Waar zit de bekkenbodem?
Oefening 1
Bij deze oefening is het de bedoeling dat u zich bewust wordt waar de bekkenbodem zich in uw lichaam bevindt.
Ga op uw zij liggen in bed en neem een gemakkelijke houding aan. Ondersteun het hoofd met een kussen. Trek uw knieën zover op dat u zich gemakkelijk kunt ontspannen. Doe eventueel een kussen tussen de knieën. Voel of u alles goed los kunt laten, of u nergens meer spanning voelt. Voel hoe het hoofd op het kussen steunt. Voel waar de schouders zijn, hoe uw onderste schouder op het bed rust en hoe de armen rusten.
Ga met uw aandacht naar de borstkas en voel hoe deze op het bed rust. Voel hoe het bekken op het matras rust, waar de benen liggen en hoe ze op het bed rusten. Als u niet lekker ligt, verander dan gerust van houding, net zo lang tot het wel prettig ligt.
Neem rustig de tijd om te voelen hoe het lichaam ademt. Voel hoe de lucht naar binnen stroomt en hoe het uw lichaam weer verlaat.

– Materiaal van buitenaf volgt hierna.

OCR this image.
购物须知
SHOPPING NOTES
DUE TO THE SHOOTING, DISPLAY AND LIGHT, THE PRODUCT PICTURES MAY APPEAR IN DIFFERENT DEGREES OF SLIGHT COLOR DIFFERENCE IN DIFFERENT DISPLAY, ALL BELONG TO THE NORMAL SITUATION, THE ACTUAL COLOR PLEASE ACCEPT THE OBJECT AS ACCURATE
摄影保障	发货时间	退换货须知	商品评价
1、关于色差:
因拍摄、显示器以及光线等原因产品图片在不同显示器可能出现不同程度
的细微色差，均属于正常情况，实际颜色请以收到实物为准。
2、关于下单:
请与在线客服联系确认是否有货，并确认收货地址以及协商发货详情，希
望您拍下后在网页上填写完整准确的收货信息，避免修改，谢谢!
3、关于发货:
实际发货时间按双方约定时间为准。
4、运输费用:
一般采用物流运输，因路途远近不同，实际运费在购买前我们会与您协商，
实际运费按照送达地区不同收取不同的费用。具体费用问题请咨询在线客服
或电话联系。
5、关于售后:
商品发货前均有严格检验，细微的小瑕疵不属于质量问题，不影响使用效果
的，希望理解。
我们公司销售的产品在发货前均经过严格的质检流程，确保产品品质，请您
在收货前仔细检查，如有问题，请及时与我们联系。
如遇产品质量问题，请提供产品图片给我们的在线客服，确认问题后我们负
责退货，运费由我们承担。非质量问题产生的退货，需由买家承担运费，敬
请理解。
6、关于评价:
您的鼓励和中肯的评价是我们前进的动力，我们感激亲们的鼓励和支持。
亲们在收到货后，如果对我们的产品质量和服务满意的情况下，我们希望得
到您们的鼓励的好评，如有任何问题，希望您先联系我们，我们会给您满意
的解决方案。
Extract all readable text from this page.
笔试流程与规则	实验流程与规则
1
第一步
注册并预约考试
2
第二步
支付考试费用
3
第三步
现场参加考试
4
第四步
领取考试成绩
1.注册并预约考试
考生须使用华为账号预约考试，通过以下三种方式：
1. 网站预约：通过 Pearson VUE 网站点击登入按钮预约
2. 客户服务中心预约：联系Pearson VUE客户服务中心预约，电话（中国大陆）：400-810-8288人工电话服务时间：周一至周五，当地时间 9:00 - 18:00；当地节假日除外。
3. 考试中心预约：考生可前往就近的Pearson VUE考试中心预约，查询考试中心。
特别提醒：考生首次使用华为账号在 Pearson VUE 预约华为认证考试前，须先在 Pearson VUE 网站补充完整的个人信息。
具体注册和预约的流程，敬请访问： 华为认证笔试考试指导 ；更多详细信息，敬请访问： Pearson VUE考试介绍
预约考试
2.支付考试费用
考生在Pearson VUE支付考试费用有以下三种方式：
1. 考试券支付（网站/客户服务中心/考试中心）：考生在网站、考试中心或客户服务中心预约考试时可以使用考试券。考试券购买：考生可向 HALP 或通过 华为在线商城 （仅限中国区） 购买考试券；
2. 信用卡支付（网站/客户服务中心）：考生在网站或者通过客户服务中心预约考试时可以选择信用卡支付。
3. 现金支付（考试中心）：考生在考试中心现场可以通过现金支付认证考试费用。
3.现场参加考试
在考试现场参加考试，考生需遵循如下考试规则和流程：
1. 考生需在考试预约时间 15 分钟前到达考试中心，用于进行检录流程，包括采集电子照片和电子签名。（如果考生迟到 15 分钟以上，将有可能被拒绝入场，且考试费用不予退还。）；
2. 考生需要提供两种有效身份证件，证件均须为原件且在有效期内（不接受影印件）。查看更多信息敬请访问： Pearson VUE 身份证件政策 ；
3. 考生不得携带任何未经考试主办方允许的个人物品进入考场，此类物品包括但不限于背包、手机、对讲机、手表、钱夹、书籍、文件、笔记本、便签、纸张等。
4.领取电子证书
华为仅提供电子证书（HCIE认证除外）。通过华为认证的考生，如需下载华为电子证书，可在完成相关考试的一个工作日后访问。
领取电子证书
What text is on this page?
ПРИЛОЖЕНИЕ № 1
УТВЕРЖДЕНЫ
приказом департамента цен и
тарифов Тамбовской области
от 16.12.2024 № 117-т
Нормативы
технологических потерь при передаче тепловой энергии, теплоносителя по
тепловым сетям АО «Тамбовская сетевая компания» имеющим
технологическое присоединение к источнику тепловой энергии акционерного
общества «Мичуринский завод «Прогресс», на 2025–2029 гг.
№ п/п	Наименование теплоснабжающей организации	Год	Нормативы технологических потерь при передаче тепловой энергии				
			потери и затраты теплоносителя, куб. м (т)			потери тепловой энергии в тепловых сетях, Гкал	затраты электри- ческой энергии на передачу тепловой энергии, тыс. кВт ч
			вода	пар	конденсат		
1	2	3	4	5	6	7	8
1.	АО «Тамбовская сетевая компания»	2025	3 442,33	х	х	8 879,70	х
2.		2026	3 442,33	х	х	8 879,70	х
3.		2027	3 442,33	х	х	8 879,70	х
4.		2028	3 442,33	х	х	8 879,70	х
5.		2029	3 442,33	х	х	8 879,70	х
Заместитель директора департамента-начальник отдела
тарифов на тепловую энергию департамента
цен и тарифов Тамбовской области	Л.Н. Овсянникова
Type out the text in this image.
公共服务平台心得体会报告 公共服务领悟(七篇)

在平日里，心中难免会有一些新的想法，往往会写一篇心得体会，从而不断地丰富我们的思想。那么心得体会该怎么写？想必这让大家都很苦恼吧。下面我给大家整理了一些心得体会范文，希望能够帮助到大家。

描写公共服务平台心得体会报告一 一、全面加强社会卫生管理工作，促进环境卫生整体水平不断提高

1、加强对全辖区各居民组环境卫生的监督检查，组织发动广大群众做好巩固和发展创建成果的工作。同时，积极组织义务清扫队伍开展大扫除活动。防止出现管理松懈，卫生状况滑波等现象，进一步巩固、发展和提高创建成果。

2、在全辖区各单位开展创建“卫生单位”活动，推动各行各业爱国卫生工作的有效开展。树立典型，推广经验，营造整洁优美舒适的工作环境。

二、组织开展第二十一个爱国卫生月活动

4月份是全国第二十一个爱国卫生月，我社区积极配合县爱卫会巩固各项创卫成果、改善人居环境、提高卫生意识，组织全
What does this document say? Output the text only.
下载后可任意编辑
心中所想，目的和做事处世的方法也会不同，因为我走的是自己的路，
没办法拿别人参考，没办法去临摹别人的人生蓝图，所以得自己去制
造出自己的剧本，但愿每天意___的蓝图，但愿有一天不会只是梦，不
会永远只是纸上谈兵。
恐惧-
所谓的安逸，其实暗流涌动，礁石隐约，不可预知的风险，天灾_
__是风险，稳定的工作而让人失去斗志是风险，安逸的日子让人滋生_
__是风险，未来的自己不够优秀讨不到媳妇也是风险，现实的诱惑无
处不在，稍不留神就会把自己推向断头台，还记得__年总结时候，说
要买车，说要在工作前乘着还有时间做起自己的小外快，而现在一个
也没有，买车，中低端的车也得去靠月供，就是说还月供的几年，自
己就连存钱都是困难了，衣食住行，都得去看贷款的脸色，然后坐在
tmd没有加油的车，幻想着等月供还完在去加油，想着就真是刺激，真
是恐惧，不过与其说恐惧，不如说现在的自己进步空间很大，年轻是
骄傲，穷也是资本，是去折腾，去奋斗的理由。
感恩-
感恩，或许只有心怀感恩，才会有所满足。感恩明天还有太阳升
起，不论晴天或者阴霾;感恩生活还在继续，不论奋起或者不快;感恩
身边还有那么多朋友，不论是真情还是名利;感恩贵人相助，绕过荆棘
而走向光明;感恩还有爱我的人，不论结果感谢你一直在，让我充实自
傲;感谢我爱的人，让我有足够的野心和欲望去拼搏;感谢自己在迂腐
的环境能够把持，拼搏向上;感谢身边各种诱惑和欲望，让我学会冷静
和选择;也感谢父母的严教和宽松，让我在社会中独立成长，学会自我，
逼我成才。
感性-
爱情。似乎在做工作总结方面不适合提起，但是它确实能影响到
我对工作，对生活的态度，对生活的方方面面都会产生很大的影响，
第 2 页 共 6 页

Ga met de aandacht naar de buik, leg eventueel uw hand(en) onder op de buik, en voel of de buik meebeweegt met de ademhaling.
Ga met de aandacht naar het bekken. Aan de voorzijde zit het schaambeen, aan de zijkanten de heupen en aan de onderkant de zitknobbels en het stuitje.
Ga met de aandacht naar de bekkenbodem. Dit is het gebied tussen het schaambeen, de zitknobbels en het stuitje. Voel waar de anus, de vagina en de plasbuis zich bevinden.
U kunt eventueel de hand van de bovenste arm op het bekken leggen met de handpalm tegen het stuitje en de vingers tegen de anus. Blijf met de aandacht bij de bekkenbodem en ga na of er een beweging voelbaar is in het ritme van de ademhaling.